Suara pintu terbuka tiba-tiba memecah keheningan. Bimo, masuk dengan langkah berat, membawa wajah yang tak kalah suram dariku. Kami saling berpandangan sekilas, tapi tidak ada kata yang keluar. Sudah beberapa hari ini suasana di antara kami seperti kawah yang siap meletus. Tentu saja, situasi ini bukan lagi tentang rumah—ini sudah lebih dari sekadar tembok dan atap.
“Bimo,” kataku, akhirnya memecah kebisuan yang menyesakkan. “Kita harus bicara tentang anggaran. Semuanya sudah melampaui batas.”
Dia menatapku, seolah tak percaya aku masih membahas hal ini. “Bukankah kita sudah sepakat? Ini untuk keluarga kita. Untuk masa depan,” katanya, suaranya penuh ketegangan, tetapi dengan nada yang dingin.
Aku mendengus. “Sepakat? Sepakat dengan siapa? Denganmu atau dengan ego besarmu? Lihat saja, Bimo, kita sedang menuju kebangkrutan, dan kamu masih bisa berpura-pura semuanya baik-baik saja?”
Ledakan itu tak dapat dihentikan. Seperti api yang disulut, kata-kataku menghantamnya, dan aku tahu ia akan membalas. “Apa kau pikir ini semua mudah bagiku?” katanya, suaranya mulai meninggi. “Aku yang setiap hari di lapangan, mengurus tukang-tukang, mendengar keluhan mereka, sementara kamu duduk di sini dan hanya menghitung uang?”
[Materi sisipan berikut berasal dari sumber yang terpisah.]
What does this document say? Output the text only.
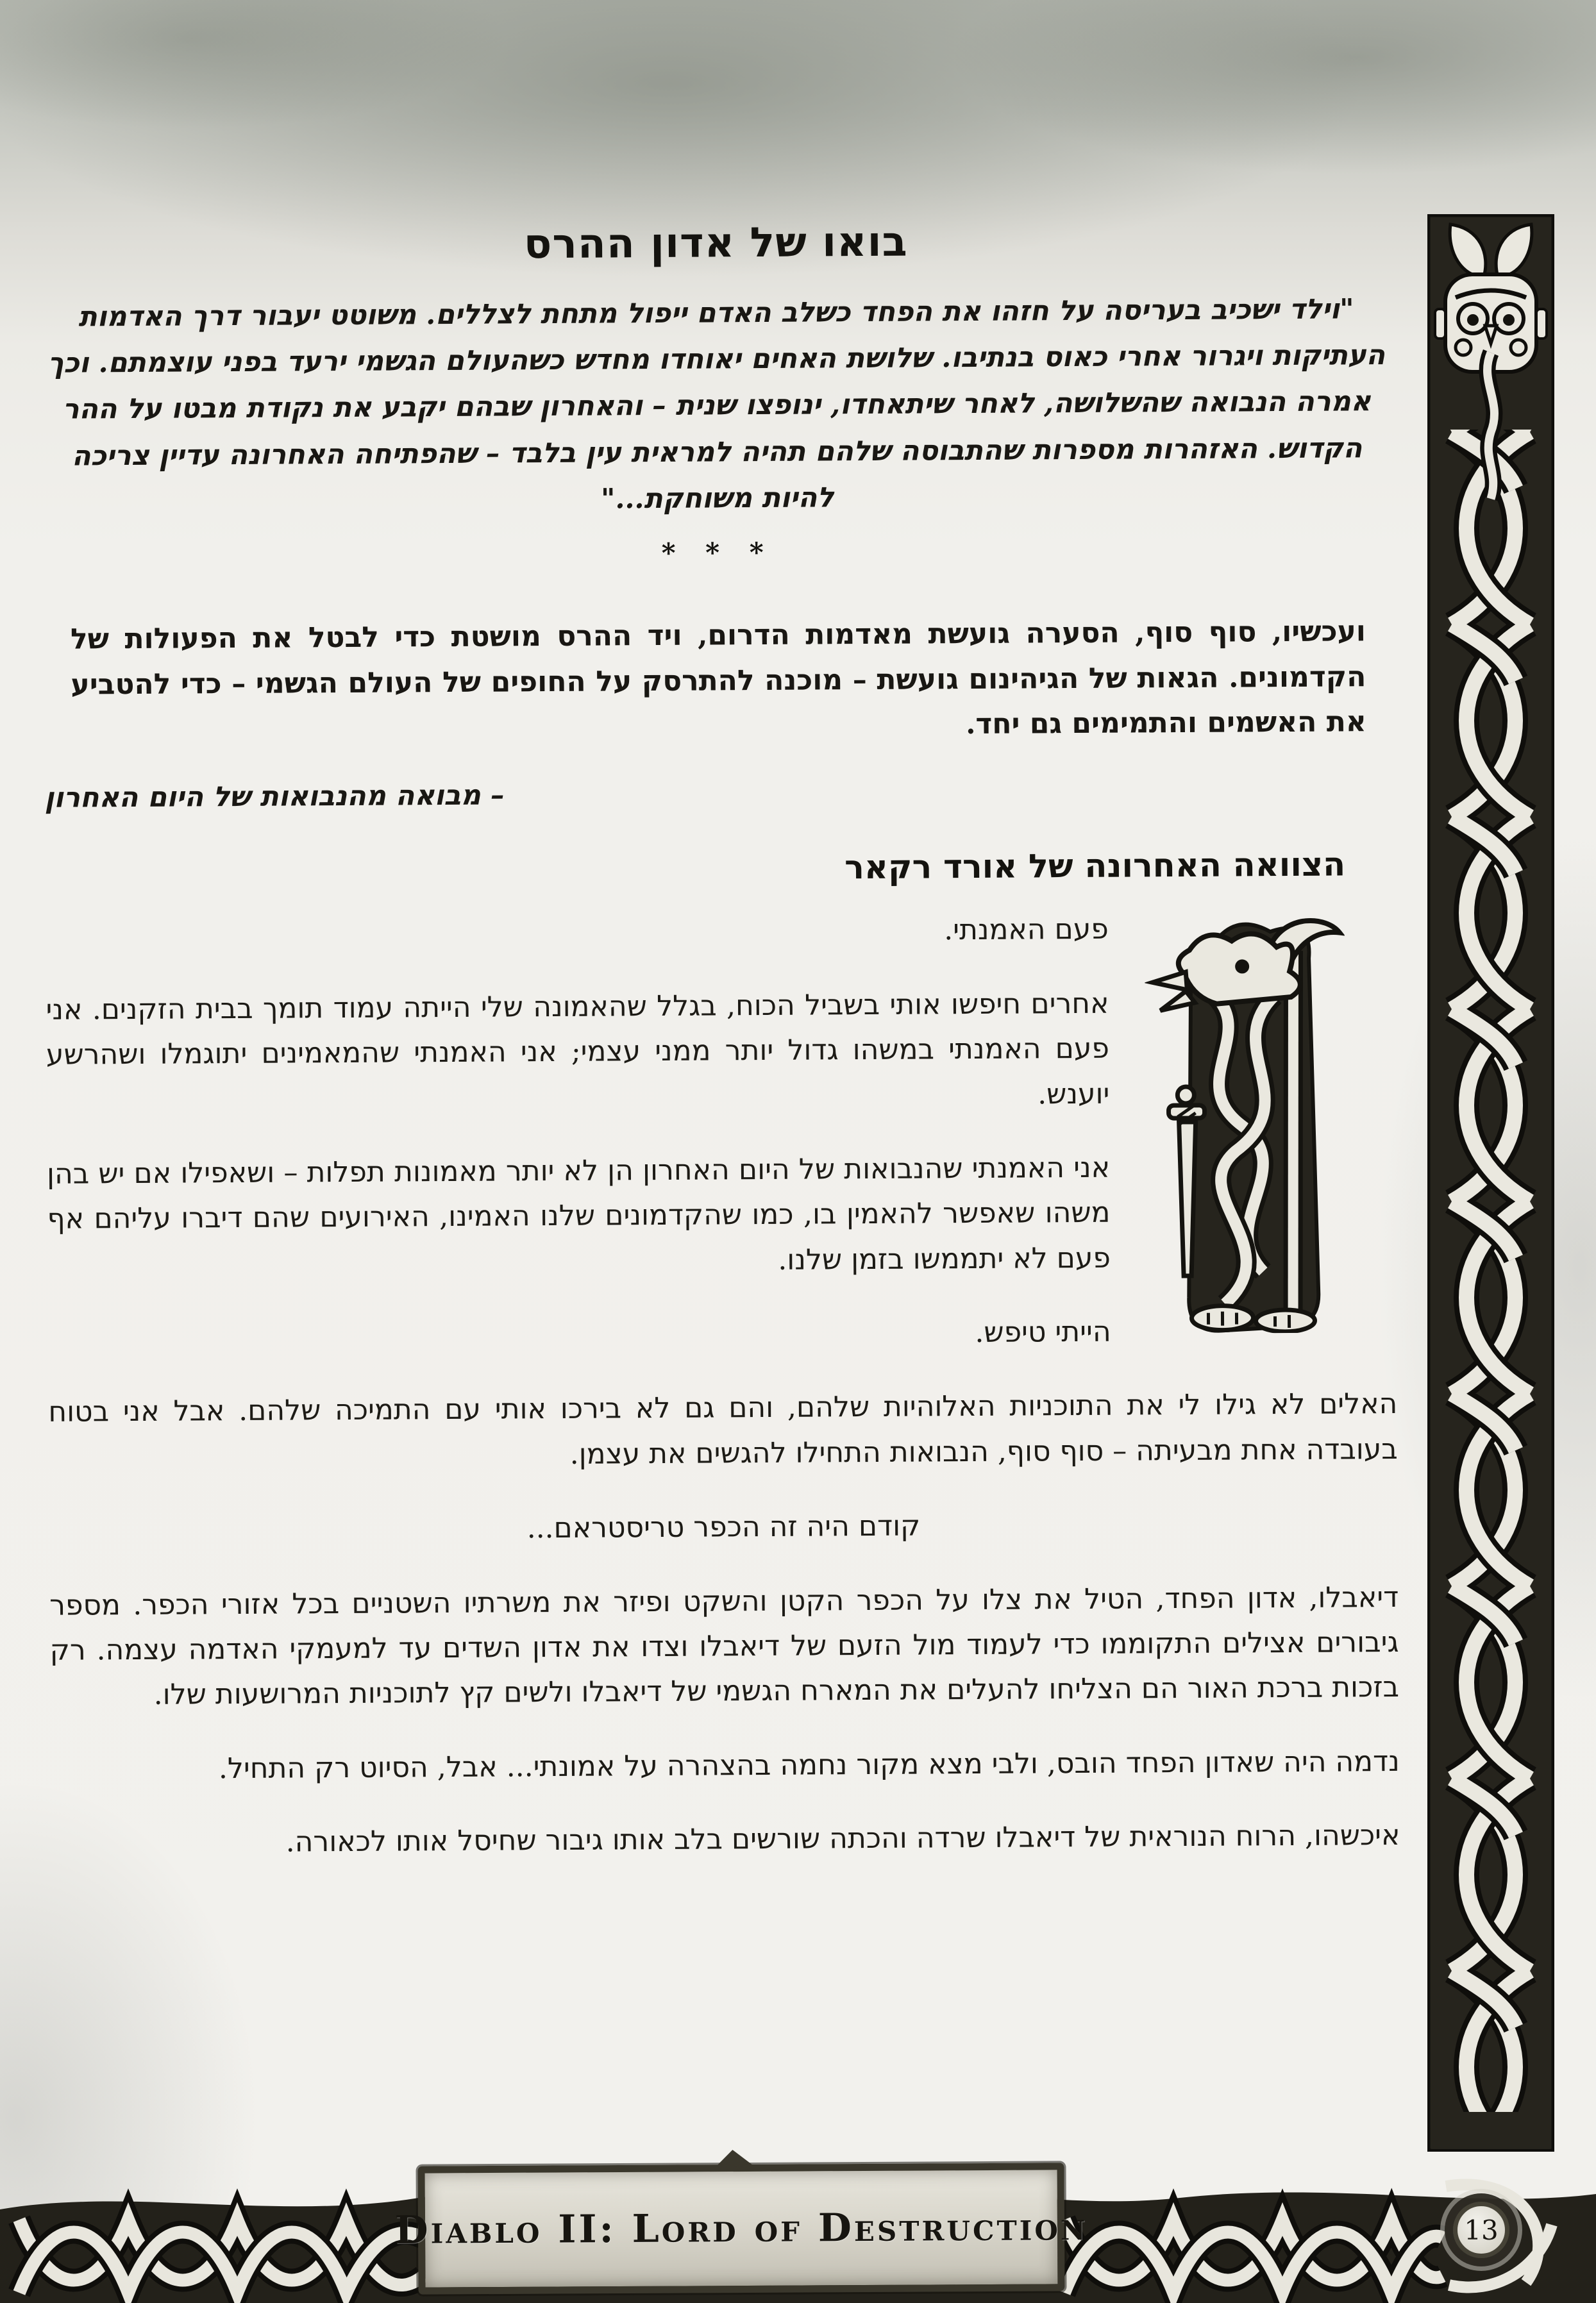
בואו של אדון ההרס

"וילד ישכיב בעריסה על חזהו את הפחד כשלב האדם ייפול מתחת לצללים. משוטט יעבור דרך האדמות העתיקות ויגרור אחרי כאוס בנתיבו. שלושת האחים יאוחדו מחדש כשהעולם הגשמי ירעד בפני עוצמתם. וכך אמרה הנבואה שהשלושה, לאחר שיתאחדו, ינופצו שנית – והאחרון שבהם יקבע את נקודת מבטו על ההר הקדוש. האזהרות מספרות שהתבוסה שלהם תהיה למראית עין בלבד – שהפתיחה האחרונה עדיין צריכה להיות משוחקת..."

* * *

ועכשיו, סוף סוף, הסערה גועשת מאדמות הדרום, ויד ההרס מושטת כדי לבטל את הפעולות של הקדמונים. הגאות של הגיהינום גועשת – מוכנה להתרסק על החופים של העולם הגשמי – כדי להטביע את האשמים והתמימים גם יחד.

– מבואה מהנבואות של היום האחרון

הצוואה האחרונה של אורד רקאר

פעם האמנתי.

אחרים חיפשו אותי בשביל הכוח, בגלל שהאמונה שלי הייתה עמוד תומך בבית הזקנים. אני פעם האמנתי במשהו גדול יותר ממני עצמי; אני האמנתי שהמאמינים יתוגמלו ושהרשע יוענש.

אני האמנתי שהנבואות של היום האחרון הן לא יותר מאמונות תפלות – ושאפילו אם יש בהן משהו שאפשר להאמין בו, כמו שהקדמונים שלנו האמינו, האירועים שהם דיברו עליהם אף פעם לא יתממשו בזמן שלנו.

הייתי טיפש.

האלים לא גילו לי את התוכניות האלוהיות שלהם, והם גם לא בירכו אותי עם התמיכה שלהם. אבל אני בטוח בעובדה אחת מבעיתה – סוף סוף, הנבואות התחילו להגשים את עצמן.

קודם היה זה הכפר טריסטראם...

דיאבלו, אדון הפחד, הטיל את צלו על הכפר הקטן והשקט ופיזר את משרתיו השטניים בכל אזורי הכפר. מספר גיבורים אצילים התקוממו כדי לעמוד מול הזעם של דיאבלו וצדו את אדון השדים עד למעמקי האדמה עצמה. רק בזכות ברכת האור הם הצליחו להעלים את המארח הגשמי של דיאבלו ולשים קץ לתוכניות המרושעות שלו.

נדמה היה שאדון הפחד הובס, ולבי מצא מקור נחמה בהצהרה על אמונתי... אבל, הסיוט רק התחיל.

איכשהו, הרוח הנוראית של דיאבלו שרדה והכתה שורשים בלב אותו גיבור שחיסל אותו לכאורה.

Diablo II: Lord of Destruction	13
Kilatan di matanya menohok perasaanku. “Oh, tentu, aku lupa. Kamu si pahlawan besar yang berjuang sendirian. Tapi bagaimana dengan keputusan yang kamu buat sendiri tanpa melibatkanku? Seperti ketika kamu menyewa kontraktor tambahan tanpa memberitahuku, atau ketika kamu menambah biaya renovasi yang tidak perlu itu?”
Bimo tertawa pendek, wajahnya datar. “Renovasi yang tidak perlu? Ini semua untuk kenyamanan kita, untuk anak-anak kita! Apa kau tidak mengerti? Atau mungkin kau terlalu sibuk menghitung saldo di rekening kita hingga lupa untuk bersyukur?”
Aku merasakan panas di tenggorokanku. “Bersyukur? Bersyukur untuk apa, Bimo? Untuk rumah yang hampir membuat kita miskin? Atau untuk fakta bahwa kita sekarang hidup dengan utang yang menumpuk dan masa depan yang tak pasti?”
Dia melangkah mendekat, wajahnya merah padam. “Jadi, semua ini salahku? Kalau begitu, mengapa tidak kau katakan dari awal saja bahwa kau tidak menginginkan rumah ini? Mungkin lebih baik kita tinggal di kontrakan sempit selamanya, bukankah itu yang lebih baik untukmu?”
Ledakan verbal kami semakin keras, semakin tajam. Seperti dua gunung api yang meletus bersamaan, tak ada yang berniat untuk mundur. Setiap kata yang keluar dari mulut kami adalah pisau yang menoreh luka baru, mengungkit semua kesalahan masa lalu yang seharusnya sudah terkubur. Setiap keputusan, setiap penundaan, bahkan hal-hal kecil seperti warna cat tembok, dijadikan senjata dalam perang ini.
Hingga akhirnya, kami sampai pada titik tanpa jalan kembali. Aku berteriak, “Kau benar-benar tidak peduli pada keluargamu, Bimo! Kamu hanya peduli pada egomu sendiri!”
Bimo, dengan suara yang bergetar karena amarah yang ditahannya, menjawab, “Dan kau, sejujurnya, hanya peduli pada uang! Mungkin kau tidak pernah peduli pada impian ini—atau pada kita!”
Itu adalah pukulan terakhir. Kami berdua terdiam, napas tersengal, seperti dua pejuang yang kelelahan setelah pertempuran panjang.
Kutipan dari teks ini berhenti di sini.